O secretário-geral da Otan, Mark Rutte, afirmou que um grupo de 22 países está se articulando para tentar reabrir o Estreito de Ormuz, rota estratégica para o transporte global de petróleo e gás, após o Irã manter restrições à navegação em meio à escalada do conflito no Oriente Médio.
A iniciativa reúne membros da aliança e parceiros fora da Otan, incluindo países da Ásia e do Oriente Médio, com foco em garantir passagem segura para navios comerciais.
Por que Ormuz virou o centro do mundo
O Estreito de Ormuz é um “gargalo” marítimo: quando ele trava, o petróleo dispara, o frete encarece e o custo chega em cadeia — do diesel ao supermercado. Com os ataques e a instabilidade se acumulando, o mercado passou a precificar o risco de interrupção prolongada da rota.
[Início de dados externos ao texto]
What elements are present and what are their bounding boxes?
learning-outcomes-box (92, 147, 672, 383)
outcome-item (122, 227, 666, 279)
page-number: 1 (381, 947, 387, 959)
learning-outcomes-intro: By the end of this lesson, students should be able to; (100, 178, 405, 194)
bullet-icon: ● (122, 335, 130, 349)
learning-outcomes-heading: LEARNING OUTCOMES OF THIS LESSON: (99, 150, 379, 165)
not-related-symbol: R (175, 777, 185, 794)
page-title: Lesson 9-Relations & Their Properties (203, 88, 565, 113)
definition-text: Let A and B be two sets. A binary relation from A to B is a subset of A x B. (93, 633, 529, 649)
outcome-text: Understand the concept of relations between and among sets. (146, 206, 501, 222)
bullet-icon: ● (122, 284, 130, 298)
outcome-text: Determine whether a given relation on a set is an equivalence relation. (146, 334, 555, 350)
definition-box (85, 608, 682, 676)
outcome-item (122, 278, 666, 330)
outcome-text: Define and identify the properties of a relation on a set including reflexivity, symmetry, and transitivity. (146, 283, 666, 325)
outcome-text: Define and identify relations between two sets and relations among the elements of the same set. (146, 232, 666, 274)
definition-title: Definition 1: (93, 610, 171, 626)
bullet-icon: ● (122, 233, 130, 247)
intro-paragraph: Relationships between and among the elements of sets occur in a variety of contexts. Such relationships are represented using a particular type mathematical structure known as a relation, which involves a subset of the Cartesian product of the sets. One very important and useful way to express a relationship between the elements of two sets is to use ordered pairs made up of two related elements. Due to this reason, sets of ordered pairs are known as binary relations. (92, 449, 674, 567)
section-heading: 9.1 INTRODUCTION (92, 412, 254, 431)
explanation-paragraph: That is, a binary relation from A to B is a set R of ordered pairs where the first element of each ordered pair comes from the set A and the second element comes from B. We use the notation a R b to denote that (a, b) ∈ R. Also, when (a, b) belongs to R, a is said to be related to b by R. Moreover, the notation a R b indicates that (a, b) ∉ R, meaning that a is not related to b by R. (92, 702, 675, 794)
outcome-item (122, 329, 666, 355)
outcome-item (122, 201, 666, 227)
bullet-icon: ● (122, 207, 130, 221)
O que a coalizão pretende fazer
Segundo a avaliação descrita por Rutte, os países envolvidos já discutem arranjos de coordenação naval e medidas para restabelecer a navegação, em um movimento que atende à pressão internacional para evitar colapso logístico no Golfo.
Bastidor: segurança marítima virou jogo de alianças
A formação de um bloco com 22 países mostra que o problema deixou de ser “regional” e virou pauta de segurança coletiva — inclusive porque mexe com energia e comércio global. O tamanho do grupo também funciona como recado político ao Irã: a comunidade internacional está disposta a reagir se o bloqueio persistir.
Os próximos dias devem trazer o desenho prático dessa mobilização — quem entra com navios, quem lidera a coordenação e qual será o “limite” de atuação. Em Ormuz, cada passo é calculado: qualquer escolta pode ser vista como proteção… ou provocação.